Afrika Hymnus: the solo organ works of Stefans Grove

The recent centenary of Stefans Grové’s birth has been a catalyst for Herman Jordaan to investigate Grové’s monumental Afrika Hymnus, where the compositional materials, timbres and resonances, often removed from organ conventions, are stimulating and rewarding for the player and listener alike.  The author puts the music in the context of the environment and cultures of his native South Africa, and has prepared recorded music examples to accompany the article.

Organs, liturgy, and spaces at Lincoln Cathedral before 1702

Magnus Williamson recounts the archival and archeological detective work that has taken place at Lincoln Cathedral, in conjunction with the Byrd quatercentenary.  By bringing the building in line with post-Restoration practice in 1702, the Dean and Chapter also ended a spatial arrangement which had once generated the rich pre-Reformation tradtions of organs and voices in ‘alternatim’.  The characteristics of the building, and their musical implications, are probed in detail.

The organ works of Francis Pott

Tom Winpenny has recorded much of Francis Pott’s music, and this richly illustrated article on the organ works of Francis Pott is filled with an interpreter’s insights. Pott’s compositions are ‘revelatory creations of intellectual rigour and profound humanity,’ says Winpenny, and in his commentary and music examples we become absorbed in Pott’s preoccupations and motivations.

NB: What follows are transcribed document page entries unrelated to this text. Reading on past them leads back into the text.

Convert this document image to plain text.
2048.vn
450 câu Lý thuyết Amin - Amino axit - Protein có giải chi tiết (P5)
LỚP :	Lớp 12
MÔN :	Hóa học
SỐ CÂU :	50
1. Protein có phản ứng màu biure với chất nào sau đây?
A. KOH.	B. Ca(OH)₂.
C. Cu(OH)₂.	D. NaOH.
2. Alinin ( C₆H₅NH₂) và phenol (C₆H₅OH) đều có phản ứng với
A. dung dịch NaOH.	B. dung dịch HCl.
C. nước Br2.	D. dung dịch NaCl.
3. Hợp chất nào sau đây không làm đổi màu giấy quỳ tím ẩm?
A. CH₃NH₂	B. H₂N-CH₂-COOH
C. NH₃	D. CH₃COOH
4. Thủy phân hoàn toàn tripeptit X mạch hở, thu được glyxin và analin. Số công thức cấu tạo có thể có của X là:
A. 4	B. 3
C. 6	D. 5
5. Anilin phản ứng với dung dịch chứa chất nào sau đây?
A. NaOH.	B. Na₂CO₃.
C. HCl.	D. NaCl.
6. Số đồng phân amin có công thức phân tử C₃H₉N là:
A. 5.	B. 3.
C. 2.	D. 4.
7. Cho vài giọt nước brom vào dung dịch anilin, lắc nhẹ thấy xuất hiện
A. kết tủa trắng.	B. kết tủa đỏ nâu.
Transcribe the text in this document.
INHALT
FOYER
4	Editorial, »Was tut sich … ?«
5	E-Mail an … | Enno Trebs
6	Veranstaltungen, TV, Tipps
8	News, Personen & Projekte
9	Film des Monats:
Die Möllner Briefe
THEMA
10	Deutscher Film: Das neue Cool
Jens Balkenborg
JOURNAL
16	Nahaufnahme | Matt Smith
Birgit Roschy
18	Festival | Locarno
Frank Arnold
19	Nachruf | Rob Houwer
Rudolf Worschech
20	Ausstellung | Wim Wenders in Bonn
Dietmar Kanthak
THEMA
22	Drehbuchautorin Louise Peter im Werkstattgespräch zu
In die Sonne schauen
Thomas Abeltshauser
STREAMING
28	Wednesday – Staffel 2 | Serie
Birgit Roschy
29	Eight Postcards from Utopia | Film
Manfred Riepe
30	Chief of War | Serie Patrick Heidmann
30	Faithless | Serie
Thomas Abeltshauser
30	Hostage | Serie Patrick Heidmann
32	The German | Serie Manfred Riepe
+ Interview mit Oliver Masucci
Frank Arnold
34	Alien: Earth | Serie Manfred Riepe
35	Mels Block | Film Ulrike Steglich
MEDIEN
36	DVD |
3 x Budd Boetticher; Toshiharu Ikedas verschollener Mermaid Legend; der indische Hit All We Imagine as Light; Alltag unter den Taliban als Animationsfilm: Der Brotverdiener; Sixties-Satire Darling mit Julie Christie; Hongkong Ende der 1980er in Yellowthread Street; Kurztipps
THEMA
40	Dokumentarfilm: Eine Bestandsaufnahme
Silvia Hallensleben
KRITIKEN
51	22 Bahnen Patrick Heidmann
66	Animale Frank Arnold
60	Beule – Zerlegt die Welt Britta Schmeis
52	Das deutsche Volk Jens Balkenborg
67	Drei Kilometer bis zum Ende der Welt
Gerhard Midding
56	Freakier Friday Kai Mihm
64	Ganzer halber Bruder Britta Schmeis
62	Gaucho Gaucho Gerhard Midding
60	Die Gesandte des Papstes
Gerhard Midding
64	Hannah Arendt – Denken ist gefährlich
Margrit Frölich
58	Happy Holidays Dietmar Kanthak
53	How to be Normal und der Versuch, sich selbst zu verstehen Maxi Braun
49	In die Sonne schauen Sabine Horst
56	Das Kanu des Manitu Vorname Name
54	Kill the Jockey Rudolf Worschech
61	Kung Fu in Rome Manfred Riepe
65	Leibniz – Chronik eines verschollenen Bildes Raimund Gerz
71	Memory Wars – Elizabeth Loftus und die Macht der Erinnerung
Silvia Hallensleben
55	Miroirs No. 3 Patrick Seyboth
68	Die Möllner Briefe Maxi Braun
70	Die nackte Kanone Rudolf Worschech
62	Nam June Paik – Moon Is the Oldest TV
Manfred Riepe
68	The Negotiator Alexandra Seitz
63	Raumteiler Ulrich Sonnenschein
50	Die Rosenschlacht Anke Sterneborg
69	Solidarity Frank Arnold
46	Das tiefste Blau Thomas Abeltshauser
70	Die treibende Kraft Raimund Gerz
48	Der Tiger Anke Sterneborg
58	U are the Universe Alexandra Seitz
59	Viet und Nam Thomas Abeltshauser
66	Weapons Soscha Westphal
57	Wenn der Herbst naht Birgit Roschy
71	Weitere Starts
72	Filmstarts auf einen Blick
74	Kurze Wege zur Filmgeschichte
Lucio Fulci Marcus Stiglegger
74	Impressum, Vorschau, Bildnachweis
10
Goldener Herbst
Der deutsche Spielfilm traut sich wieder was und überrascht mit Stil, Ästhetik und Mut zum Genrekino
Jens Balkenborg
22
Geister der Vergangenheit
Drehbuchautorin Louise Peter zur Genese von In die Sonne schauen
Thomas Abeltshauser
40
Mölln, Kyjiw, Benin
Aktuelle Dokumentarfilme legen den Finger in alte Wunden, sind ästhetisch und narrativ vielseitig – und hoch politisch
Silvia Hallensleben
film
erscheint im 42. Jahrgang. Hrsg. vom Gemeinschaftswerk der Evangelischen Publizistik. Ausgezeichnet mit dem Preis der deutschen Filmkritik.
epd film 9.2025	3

Thomas Tomkins’s musical antecedents

Marking the 450th anniversary of Thomas Tomkins’s birth, John Caldwell investigates this ‘honest quiet peaceable man’ as one contemporaneous document characterised him. The focus of Caldwell’s study is the keyboard music, and not least how Tomkins reacted to the idioms and techniques he discovered in an important English sixteenth-century manuscript which came into his possession.